第10話 中世ヨーロッパ-1

 古代では良いイメージを持たれていた黄色は、次第に「狂気」「裏切り」「異端」「嫉妬」「臆病」などの負のイメージを付されることになる。


 その理由の一つに、色の認識に人々が敏感になってきたためであり、「光」は「白」や「黄金」で表現できる色であると気づいてしまったためである。


 昔、「白」や「黄金」という色は簡単に手に入れることはできなかった。その一方で、「黄色」は黄土などから簡単に手に入れることができた。そのため、人々の「光」は「黄色」で表現されていたのである。


 しかし人々が色を生成する技術を持つようになり、多彩な色を手に入れることができるようになると、次第に手にしにくかった元々の色に、そのイメージが移されていった(戻されていった)。


「光」は「白」へ、「黄金」は「金」へという具合である。

 そして黄金の代わりを担っていた黄色は、黄金と比べてしまうと光沢というものがない。そのため、光沢のない黄色い布は黄ばんだように見え、当時身分が低かったものが着ていた「ベージュ」と混同され、低俗のイメージがつく。さらにはくすんだ黄色は、糞尿を連想させることから汚いイメージも持たれることになった。

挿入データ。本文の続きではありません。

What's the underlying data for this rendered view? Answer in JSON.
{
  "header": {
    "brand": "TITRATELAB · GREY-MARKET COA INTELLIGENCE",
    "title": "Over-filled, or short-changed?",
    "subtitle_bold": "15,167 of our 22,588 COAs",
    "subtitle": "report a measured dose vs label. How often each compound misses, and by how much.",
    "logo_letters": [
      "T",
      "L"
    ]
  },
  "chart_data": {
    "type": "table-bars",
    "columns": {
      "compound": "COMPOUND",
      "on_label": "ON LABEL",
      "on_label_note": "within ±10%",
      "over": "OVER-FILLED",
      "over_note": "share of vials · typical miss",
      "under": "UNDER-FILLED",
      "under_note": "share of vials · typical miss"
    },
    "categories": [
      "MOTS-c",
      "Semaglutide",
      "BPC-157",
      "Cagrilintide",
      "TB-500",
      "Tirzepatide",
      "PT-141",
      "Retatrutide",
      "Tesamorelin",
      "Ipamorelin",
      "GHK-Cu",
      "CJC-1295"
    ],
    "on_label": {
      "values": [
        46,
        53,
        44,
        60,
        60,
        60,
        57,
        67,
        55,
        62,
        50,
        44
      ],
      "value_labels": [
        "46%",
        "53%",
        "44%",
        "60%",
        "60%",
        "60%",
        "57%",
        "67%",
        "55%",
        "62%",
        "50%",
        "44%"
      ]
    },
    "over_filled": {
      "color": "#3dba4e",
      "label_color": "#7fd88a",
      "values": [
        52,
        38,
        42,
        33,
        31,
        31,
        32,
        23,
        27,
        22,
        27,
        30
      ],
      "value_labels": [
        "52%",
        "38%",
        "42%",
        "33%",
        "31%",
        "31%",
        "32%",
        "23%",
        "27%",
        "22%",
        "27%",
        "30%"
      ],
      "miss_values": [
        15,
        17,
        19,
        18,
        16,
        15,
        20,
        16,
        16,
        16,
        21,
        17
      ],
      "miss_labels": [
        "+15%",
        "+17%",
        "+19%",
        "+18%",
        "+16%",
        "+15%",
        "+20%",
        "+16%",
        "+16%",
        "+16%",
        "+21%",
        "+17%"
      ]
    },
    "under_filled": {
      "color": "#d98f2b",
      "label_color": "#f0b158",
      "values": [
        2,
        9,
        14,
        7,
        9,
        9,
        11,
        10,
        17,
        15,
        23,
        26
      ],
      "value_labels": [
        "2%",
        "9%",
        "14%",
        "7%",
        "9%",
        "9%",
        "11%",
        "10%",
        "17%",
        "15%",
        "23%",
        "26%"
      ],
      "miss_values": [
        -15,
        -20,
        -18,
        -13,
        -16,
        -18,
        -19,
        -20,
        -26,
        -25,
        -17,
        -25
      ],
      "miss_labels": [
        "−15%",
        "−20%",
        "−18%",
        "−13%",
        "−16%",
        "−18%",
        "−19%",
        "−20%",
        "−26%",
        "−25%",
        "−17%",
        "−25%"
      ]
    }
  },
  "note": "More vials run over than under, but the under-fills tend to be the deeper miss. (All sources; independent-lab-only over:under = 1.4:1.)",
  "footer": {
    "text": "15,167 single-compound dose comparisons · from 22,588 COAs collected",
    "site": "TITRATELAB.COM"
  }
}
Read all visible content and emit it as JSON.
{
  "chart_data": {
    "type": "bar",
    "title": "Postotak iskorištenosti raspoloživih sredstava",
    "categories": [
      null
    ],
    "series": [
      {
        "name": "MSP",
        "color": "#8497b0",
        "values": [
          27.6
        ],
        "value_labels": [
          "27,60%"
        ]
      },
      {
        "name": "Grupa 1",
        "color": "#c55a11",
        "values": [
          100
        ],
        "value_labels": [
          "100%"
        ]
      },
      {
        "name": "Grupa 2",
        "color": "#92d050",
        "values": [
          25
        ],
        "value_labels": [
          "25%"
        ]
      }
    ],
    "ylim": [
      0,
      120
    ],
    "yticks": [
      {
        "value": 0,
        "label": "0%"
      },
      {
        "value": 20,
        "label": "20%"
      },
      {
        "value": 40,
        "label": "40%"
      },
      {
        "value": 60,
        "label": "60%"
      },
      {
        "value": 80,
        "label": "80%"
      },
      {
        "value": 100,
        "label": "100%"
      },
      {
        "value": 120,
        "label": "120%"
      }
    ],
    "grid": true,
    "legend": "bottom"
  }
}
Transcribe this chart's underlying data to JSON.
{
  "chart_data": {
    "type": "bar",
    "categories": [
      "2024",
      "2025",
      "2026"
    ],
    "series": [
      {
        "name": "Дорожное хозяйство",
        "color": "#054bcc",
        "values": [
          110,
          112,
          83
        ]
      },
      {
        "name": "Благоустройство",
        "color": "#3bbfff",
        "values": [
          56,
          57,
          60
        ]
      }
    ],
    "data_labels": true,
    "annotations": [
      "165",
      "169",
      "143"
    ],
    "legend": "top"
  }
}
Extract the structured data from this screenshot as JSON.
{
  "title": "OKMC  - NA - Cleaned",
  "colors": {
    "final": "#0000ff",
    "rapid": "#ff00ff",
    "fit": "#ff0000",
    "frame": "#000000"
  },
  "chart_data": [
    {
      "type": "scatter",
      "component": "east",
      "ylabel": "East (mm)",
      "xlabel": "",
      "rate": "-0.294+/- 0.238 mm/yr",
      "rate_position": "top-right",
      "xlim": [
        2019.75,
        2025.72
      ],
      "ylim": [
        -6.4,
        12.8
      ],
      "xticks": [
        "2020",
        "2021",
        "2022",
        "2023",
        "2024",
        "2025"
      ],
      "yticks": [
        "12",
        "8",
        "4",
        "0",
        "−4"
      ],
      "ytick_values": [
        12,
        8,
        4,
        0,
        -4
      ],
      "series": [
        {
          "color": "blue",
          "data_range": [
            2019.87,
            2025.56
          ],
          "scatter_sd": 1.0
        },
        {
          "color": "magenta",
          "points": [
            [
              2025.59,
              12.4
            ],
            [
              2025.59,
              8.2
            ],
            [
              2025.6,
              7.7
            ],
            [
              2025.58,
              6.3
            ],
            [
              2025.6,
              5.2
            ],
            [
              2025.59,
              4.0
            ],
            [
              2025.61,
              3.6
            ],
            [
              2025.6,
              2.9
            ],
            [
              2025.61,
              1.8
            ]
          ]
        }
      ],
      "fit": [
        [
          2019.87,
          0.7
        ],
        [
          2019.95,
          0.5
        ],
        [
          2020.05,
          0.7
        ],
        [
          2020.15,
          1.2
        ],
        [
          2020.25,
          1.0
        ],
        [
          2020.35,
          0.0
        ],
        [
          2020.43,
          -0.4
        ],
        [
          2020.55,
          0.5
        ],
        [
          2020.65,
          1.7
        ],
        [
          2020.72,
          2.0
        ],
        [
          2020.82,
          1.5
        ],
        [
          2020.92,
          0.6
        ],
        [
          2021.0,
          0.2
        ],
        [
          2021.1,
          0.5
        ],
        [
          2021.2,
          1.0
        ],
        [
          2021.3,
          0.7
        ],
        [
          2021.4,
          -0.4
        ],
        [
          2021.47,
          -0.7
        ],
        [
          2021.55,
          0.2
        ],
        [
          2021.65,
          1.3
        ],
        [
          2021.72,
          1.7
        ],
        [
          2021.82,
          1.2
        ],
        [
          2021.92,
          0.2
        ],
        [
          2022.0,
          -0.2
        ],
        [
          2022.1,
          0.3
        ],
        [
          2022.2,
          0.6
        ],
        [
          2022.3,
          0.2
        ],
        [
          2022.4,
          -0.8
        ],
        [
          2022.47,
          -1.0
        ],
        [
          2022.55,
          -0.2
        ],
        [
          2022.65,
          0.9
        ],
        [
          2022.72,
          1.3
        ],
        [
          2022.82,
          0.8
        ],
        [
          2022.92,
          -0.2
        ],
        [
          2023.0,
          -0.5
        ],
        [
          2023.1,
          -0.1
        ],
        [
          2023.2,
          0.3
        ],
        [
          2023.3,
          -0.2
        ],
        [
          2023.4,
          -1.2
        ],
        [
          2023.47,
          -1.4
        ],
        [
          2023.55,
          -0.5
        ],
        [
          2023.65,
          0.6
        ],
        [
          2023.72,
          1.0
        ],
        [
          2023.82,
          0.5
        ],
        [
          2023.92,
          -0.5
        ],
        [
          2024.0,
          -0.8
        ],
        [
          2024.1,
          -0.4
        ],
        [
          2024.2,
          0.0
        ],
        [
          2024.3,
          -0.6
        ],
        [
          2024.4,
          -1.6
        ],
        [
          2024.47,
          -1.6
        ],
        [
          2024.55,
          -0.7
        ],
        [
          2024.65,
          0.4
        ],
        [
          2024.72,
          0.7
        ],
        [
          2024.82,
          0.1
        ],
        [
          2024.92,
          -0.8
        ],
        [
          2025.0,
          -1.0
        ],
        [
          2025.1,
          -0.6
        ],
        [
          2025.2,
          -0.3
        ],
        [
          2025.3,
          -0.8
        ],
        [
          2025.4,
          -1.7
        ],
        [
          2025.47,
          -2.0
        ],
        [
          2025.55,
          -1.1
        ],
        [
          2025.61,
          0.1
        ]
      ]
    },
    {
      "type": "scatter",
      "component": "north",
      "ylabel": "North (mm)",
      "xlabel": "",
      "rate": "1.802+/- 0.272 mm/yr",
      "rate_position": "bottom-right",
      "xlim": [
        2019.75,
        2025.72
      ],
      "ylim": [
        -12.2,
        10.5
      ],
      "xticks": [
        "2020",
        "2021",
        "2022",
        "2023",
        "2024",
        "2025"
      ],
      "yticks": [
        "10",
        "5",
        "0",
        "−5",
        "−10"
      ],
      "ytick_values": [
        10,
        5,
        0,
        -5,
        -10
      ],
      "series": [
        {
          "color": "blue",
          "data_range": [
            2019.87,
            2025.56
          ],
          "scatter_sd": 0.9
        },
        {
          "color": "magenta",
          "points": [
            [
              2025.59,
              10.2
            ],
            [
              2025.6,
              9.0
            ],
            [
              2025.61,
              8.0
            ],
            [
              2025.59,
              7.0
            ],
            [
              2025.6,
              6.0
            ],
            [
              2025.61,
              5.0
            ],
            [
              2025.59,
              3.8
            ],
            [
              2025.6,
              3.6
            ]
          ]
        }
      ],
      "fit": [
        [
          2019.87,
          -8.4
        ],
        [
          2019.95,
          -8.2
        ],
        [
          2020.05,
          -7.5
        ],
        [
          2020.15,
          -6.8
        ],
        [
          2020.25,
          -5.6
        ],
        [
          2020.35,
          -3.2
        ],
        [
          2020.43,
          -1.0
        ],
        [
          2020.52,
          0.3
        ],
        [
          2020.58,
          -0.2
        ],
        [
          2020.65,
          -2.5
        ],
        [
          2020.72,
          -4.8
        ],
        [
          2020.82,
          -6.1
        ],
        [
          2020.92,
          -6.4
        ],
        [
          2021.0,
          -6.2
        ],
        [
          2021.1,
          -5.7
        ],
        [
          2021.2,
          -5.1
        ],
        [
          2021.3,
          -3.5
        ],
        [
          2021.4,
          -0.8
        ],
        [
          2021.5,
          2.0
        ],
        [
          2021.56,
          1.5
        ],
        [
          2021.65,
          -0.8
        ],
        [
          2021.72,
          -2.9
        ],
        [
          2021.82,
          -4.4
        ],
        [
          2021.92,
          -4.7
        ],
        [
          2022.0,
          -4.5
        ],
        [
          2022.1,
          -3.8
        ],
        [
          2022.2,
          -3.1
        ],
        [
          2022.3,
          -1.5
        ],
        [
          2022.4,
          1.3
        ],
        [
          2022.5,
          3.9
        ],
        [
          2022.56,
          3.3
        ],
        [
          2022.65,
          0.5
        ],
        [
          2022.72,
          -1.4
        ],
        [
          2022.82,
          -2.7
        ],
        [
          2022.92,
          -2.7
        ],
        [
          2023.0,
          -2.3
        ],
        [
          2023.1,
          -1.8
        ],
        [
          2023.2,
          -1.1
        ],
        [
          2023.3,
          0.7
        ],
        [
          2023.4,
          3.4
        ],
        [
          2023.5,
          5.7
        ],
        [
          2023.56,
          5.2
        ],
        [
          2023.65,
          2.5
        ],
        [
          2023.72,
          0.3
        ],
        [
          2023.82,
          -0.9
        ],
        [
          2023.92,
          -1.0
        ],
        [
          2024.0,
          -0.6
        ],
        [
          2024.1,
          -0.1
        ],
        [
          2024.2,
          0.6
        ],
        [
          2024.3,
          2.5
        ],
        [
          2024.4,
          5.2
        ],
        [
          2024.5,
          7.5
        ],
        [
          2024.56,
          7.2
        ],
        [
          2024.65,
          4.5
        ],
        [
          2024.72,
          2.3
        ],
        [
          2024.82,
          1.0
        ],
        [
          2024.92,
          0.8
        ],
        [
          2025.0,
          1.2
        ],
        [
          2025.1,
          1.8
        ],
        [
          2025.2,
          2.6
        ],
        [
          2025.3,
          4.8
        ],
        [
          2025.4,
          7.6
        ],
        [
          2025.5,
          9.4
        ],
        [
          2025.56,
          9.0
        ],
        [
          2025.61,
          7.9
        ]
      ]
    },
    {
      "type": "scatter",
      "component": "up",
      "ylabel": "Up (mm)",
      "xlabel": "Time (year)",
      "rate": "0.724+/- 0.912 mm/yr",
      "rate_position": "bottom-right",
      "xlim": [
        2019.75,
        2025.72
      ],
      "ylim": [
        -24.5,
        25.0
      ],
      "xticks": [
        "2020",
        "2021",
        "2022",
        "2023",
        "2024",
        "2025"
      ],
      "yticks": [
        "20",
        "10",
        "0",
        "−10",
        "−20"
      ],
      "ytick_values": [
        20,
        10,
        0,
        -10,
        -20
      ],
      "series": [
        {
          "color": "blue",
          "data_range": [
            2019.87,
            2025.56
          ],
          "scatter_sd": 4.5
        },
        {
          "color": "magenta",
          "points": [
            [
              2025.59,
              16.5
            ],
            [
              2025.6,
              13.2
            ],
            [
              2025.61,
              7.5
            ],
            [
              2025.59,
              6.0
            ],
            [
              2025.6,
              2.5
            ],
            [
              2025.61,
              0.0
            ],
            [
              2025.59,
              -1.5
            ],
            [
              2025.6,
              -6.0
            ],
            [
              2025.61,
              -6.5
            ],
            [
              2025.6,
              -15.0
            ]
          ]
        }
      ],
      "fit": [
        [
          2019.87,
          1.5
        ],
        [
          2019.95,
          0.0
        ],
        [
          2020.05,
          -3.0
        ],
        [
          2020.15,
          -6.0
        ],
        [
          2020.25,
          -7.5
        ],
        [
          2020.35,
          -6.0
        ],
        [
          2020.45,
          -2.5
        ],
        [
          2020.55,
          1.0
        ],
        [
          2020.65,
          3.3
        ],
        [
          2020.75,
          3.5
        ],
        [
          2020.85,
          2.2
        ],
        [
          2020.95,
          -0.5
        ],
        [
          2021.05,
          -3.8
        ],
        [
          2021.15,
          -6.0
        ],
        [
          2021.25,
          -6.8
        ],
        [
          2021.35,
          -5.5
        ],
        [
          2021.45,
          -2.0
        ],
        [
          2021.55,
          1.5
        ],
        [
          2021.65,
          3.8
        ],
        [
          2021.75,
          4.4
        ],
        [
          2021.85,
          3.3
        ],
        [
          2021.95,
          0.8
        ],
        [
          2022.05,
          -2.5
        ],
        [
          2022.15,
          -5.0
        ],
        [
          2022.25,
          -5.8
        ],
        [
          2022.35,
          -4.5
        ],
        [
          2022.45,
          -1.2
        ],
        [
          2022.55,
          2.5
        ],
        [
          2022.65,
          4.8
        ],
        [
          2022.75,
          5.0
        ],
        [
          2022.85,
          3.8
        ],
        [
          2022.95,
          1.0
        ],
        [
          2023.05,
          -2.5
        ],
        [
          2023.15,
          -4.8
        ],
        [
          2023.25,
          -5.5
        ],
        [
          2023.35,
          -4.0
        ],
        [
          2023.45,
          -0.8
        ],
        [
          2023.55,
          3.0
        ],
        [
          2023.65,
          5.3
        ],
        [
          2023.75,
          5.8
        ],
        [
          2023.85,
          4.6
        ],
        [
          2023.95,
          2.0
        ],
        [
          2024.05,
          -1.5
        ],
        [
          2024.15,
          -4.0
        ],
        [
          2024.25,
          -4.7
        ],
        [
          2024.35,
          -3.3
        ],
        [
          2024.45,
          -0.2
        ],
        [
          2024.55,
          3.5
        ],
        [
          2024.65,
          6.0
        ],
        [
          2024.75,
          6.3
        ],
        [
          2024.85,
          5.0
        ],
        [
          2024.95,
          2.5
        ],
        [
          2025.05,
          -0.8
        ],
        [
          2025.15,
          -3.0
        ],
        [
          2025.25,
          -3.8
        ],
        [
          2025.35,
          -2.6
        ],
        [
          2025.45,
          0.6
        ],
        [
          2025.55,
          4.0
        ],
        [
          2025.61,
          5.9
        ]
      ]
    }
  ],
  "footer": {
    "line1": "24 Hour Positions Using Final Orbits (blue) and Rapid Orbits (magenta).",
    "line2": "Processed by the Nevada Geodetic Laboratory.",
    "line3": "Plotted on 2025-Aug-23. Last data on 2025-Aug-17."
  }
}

 さらに悪いことに、黄色は標識にも使われるように派手で目立つため、娼婦や道化、芸人など被差別者が着用する色に指定されていた。


 やがてキリスト教徒が、ヨーロッパ社会からユダヤ人を追い出すために、「黄色」という目印をつけた。読者の方の中には、「黄色いベンチ」のことをご存知の方もいるかもしれない。


 その後絵画の中でも、裏切り者ユダの衣の色が黄色で表現されていき、中世末の紋章協定で黄色は「すべての中で最も醜い色」と規定されていく。ちなみに現在でも、英語の「yellow」には俗語で「臆病者」という意味が残っている。